I drink very little, because alcohol makes me depressed. Also, alcoholic drinks are hideously expensive in the UK, because of the high level of tax.  

By Blogger TigerHawk, at Tue Aug 31, 02:16:00 PM:

Both good reasons not to drink, I would say.  

By Blogger Simon Kenton, at Tue Aug 31, 02:30:00 PM:

Lord it all you like, TH, so long as you do not (again) succumb to the temptation to publish crapulously.  

By Anonymous Anonymous, at Tue Aug 31, 03:14:00 PM:

Well, nondrinkers tend to keep their marriages together at rates higher than drinkers. I will try to find the link to that study and post it later.  

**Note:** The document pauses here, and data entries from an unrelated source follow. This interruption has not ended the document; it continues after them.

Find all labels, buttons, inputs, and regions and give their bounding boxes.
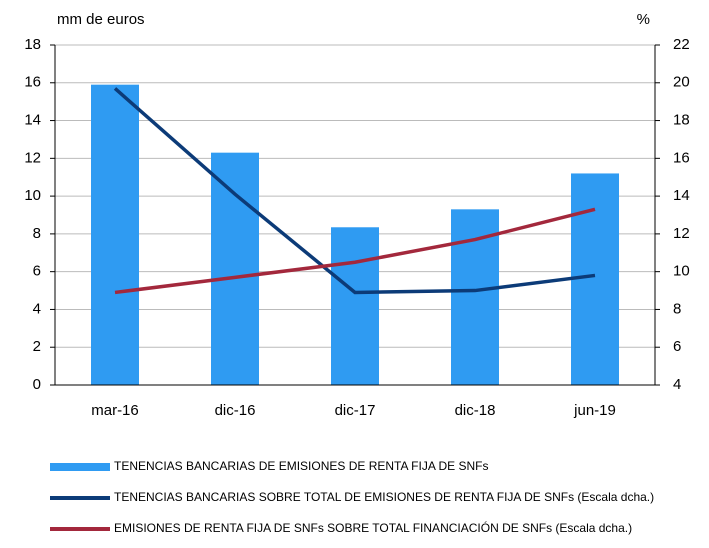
- y2-tick-label: 20: [673, 74, 690, 91]
- y-tick-label: 18: [24, 36, 41, 53]
- x-tick-label: dic-16: [215, 402, 256, 419]
- y2-tick-label: 6: [673, 338, 681, 355]
- y2-tick-label: 12: [673, 225, 690, 242]
- y-tick-label: 12: [24, 149, 41, 166]
- legend-swatch: [50, 463, 110, 471]
- legend-label: TENENCIAS BANCARIAS DE EMISIONES DE RENT…: [114, 459, 489, 473]
- line: [113, 87, 596, 295]
- y-tick-label: 0: [33, 376, 41, 393]
- y2-tick-label: 16: [673, 149, 690, 166]
- y-tick-label: 4: [33, 300, 41, 317]
- x-tick-label: dic-18: [455, 402, 496, 419]
- y-tick-label: 16: [24, 74, 41, 91]
- legend: TENENCIAS BANCARIAS DE EMISIONES DE RENT…: [50, 459, 654, 535]
- y-tick-label: 2: [33, 338, 41, 355]
- bar: [331, 227, 379, 385]
- y2-tick-label: 14: [673, 187, 690, 204]
- y-tick-label: 8: [33, 225, 41, 242]
- y-tick-label: 6: [33, 263, 41, 280]
- x-tick-label: dic-17: [335, 402, 376, 419]
- y2-tick-label: 18: [673, 112, 690, 129]
- x-tick-label: mar-16: [91, 402, 139, 419]
- bar: [91, 84, 139, 386]
- y2-tick-label: 4: [673, 376, 681, 393]
- y-tick-label: 10: [24, 187, 41, 204]
- line: [114, 207, 596, 295]
- y2-tick-label: 10: [673, 263, 690, 280]
- legend-label: EMISIONES DE RENTA FIJA DE SNFs SOBRE TO…: [114, 520, 632, 535]
- y-tick-label: 14: [24, 112, 41, 129]
- y2-axis-label: %: [637, 11, 650, 28]
- x-tick-label: jun-19: [573, 402, 616, 419]
- legend-label: TENENCIAS BANCARIAS SOBRE TOTAL DE EMISI…: [114, 490, 654, 504]
- y2-tick-label: 22: [673, 36, 690, 53]
- y2-tick-label: 8: [673, 300, 681, 317]
- bar: [211, 152, 259, 385]
- y-axis-label: mm de euros: [57, 11, 145, 28]
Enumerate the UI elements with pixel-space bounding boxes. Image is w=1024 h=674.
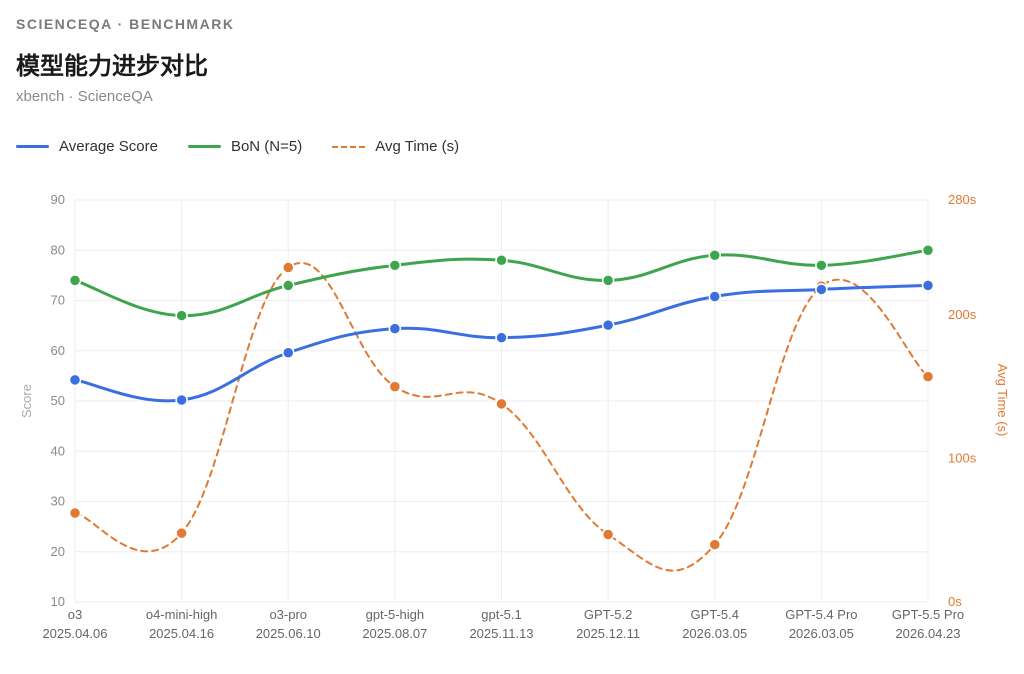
y-tick-label: 60 (51, 343, 65, 358)
x-tick-label: gpt-5.1 (481, 607, 521, 622)
x-tick-date: 2025.08.07 (362, 626, 427, 641)
data-point-average (495, 331, 508, 344)
y-tick-label: 70 (51, 293, 65, 308)
data-point-time (601, 528, 615, 541)
x-tick-date: 2025.04.06 (42, 626, 107, 641)
data-point-time (282, 261, 295, 274)
y-tick-label: 20 (51, 544, 65, 559)
y-tick-label: 10 (51, 594, 65, 609)
data-point-average (175, 393, 188, 407)
data-point-average (921, 279, 935, 292)
data-point-time (68, 506, 82, 520)
data-point-bon (68, 274, 82, 287)
legend-item-time[interactable]: Avg Time (s) (332, 138, 459, 155)
y-tick-label: 30 (51, 494, 65, 509)
data-point-time (708, 538, 721, 551)
y-axis-label: Score (19, 384, 34, 418)
x-tick-date: 2026.03.05 (789, 626, 854, 641)
data-point-bon (815, 259, 828, 272)
legend-swatch-time (332, 145, 366, 148)
data-point-average (68, 373, 82, 387)
data-point-average (708, 290, 721, 303)
x-tick-label: o3 (68, 607, 82, 622)
legend-swatch-bon (187, 145, 221, 148)
data-point-bon (282, 279, 295, 292)
x-tick-date: 2025.11.13 (469, 626, 533, 641)
x-tick-label: GPT-5.4 Pro (785, 607, 857, 622)
data-point-average (815, 283, 828, 296)
chart-eyebrow: SCIENCEQA · BENCHMARK (16, 16, 235, 32)
data-point-bon (495, 254, 508, 267)
data-point-bon (388, 259, 402, 272)
x-tick-date: 2026.04.23 (895, 626, 960, 641)
x-tick-date: 2026.03.05 (682, 626, 747, 641)
data-point-bon (175, 309, 188, 322)
y-right-tick-label: 200s (948, 307, 977, 322)
data-point-average (601, 318, 615, 332)
data-point-time (388, 380, 402, 393)
x-tick-label: gpt-5-high (366, 607, 425, 622)
legend-label-time: Avg Time (s) (375, 138, 460, 155)
x-tick-label: o3-pro (269, 607, 307, 622)
y-right-tick-label: 280s (948, 192, 977, 207)
x-tick-label: GPT-5.2 (584, 607, 632, 622)
data-point-time (921, 370, 935, 383)
legend-item-bon[interactable]: BoN (N=5) (187, 138, 303, 155)
x-tick-date: 2025.04.16 (149, 626, 214, 641)
y-tick-label: 80 (51, 242, 65, 257)
data-point-average (388, 322, 402, 335)
x-tick-label: o4-mini-high (146, 607, 218, 622)
y-tick-label: 50 (51, 393, 65, 408)
legend-swatch-average (16, 145, 49, 148)
data-point-time (495, 397, 508, 411)
y-tick-label: 40 (51, 443, 65, 458)
x-tick-label: GPT-5.4 (691, 607, 739, 622)
data-point-bon (921, 244, 935, 257)
y-right-tick-label: 0s (948, 594, 962, 609)
data-point-time (175, 526, 188, 540)
y-right-axis-label: Avg Time (s) (995, 364, 1010, 437)
x-tick-label: GPT-5.5 Pro (892, 607, 964, 622)
data-point-bon (601, 274, 615, 287)
data-point-average (282, 346, 295, 360)
legend-label-average: Average Score (59, 138, 158, 155)
legend-label-bon: BoN (N=5) (230, 138, 303, 155)
x-tick-date: 2025.12.11 (576, 626, 640, 641)
x-tick-date: 2025.06.10 (256, 626, 321, 641)
chart-subtitle: xbench · ScienceQA (16, 88, 153, 105)
chart-legend: Average Score BoN (N=5) Avg Time (s) (16, 138, 489, 155)
data-point-bon (708, 249, 721, 262)
chart-title: 模型能力进步对比 (16, 52, 208, 80)
y-tick-label: 90 (51, 192, 65, 207)
line-chart: 90 80 70 60 50 40 30 20 10 280s 200s 100s 0s Score Avg… (19, 192, 1010, 641)
legend-item-average[interactable]: Average Score (16, 138, 158, 155)
y-right-tick-label: 100s (948, 450, 977, 465)
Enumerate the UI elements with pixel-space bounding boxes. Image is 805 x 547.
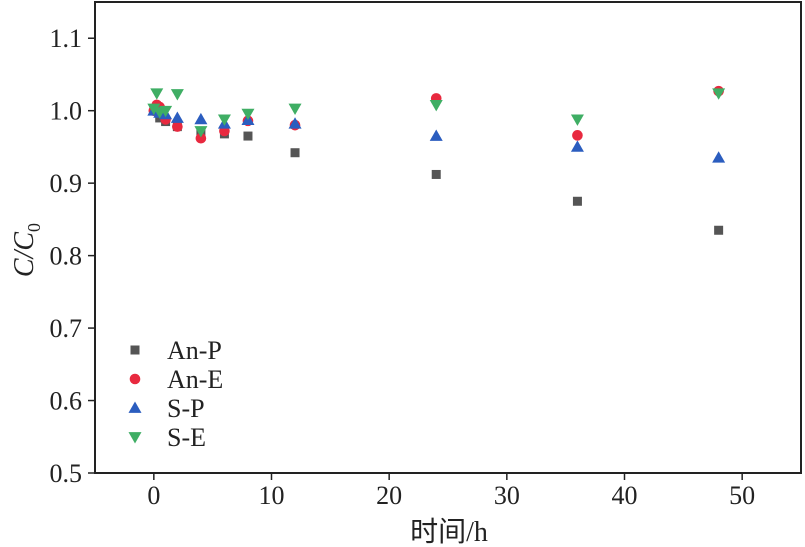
x-axis-title: 时间/h [410,516,488,547]
legend-item-an-e: An-E [129,365,223,394]
legend-label: An-E [167,365,223,394]
data-point [217,114,231,126]
y-tick-label: 1.0 [50,97,83,126]
legend-label: S-P [167,394,205,423]
data-point [172,121,183,132]
x-tick-label: 40 [612,481,638,510]
data-point [429,129,443,141]
data-point [570,140,584,152]
axes: 0 10 20 30 40 50 0.5 0.6 0.7 0.8 0.9 1.0 1.1 [50,1,802,510]
data-point [195,132,207,144]
x-tick-label: 10 [259,481,285,510]
data-point [572,196,582,206]
legend-marker [130,345,140,355]
y-tick-label: 1.1 [50,24,83,53]
data-point [150,88,164,100]
data-point [712,151,726,163]
x-tick-label: 50 [729,481,755,510]
legend-label: An-P [167,336,222,365]
legend-marker [128,401,142,413]
legend-marker [129,373,141,385]
legend: An-PAn-ES-PS-E [128,336,223,452]
data-point [159,105,173,118]
data-point [170,89,184,101]
data-point [290,148,300,158]
x-tick-label: 30 [494,481,520,510]
data-point [288,103,302,116]
data-point [147,103,161,116]
x-tick-label: 0 [147,481,160,510]
data-point [194,126,208,138]
legend-item-s-p: S-P [128,394,205,423]
data-point [194,112,208,125]
legend-marker [128,432,142,444]
y-tick-label: 0.7 [50,314,83,343]
y-axis-title: C/C0 [9,223,44,277]
y-tick-label: 0.5 [50,459,83,488]
legend-item-an-p: An-P [130,336,222,365]
data-point [431,169,441,179]
data-point [243,131,253,141]
legend-item-s-e: S-E [128,423,206,452]
y-tick-label: 0.6 [50,387,83,416]
y-axis-title-main: C/C [9,232,40,277]
data-point [429,100,443,112]
data-points [147,85,726,235]
data-point [170,111,184,123]
x-tick-label: 20 [376,481,402,510]
data-point [714,225,724,235]
y-tick-label: 0.9 [50,169,83,198]
data-point [572,130,583,141]
plot-frame [94,1,802,474]
legend-label: S-E [167,423,206,452]
series-s-e [147,88,726,138]
data-point [570,114,584,126]
y-axis-title-subscript: 0 [24,223,44,232]
y-tick-label: 0.8 [50,242,83,271]
data-point [288,117,302,129]
data-point [241,108,255,121]
data-point [712,88,726,100]
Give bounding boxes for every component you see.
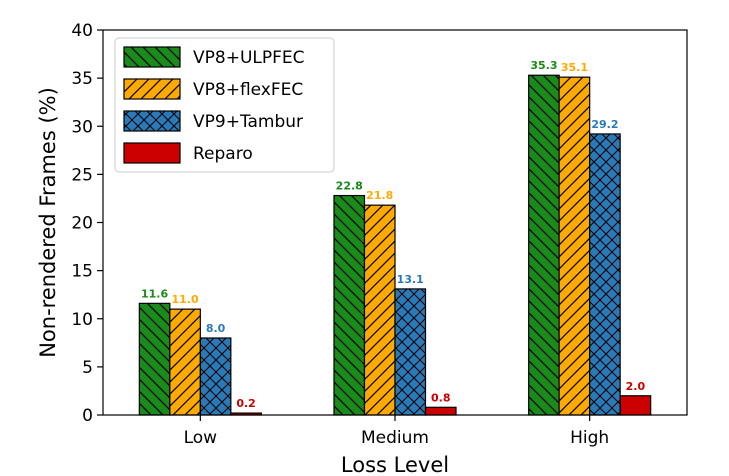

By Blogger Dawnfire82, at Tue Aug 31, 03:27:00 PM:

But how much of that drinking is triggered by failed or failing marriage, rather than vice versa? I know one poor man who was driven to alcoholism by his evil bitch harpy of a wife, the divorce, and said harpy's efforts to teach the children to hate their father.

He has since mostly recovered, for anyone feeling concern.  

By Anonymous vikingTX, at Wed Sep 01, 09:54:00 PM:

Evidently, prior the the 1920s and prohibition, taxes on liquor were the primary source of income for the federal government. With prohibition, they had to institute an income tax to compensate for the lost revenues from liquor. When prohibition went away, amazingly the income tax did not, but was added to the reinstated liquor tax to expand government.

Perhaps we should drink more if it means we can get rid of the income tax. (Like that would ever happen.)  

By Blogger Gary Rosen, at Thu Sep 02, 01:00:00 AM:

"Perhaps we should drink more if it means we can get rid of the income tax. (Like that would ever happen.)"

Of course it will never happen. But maybe it can help you forget about it for a few hours.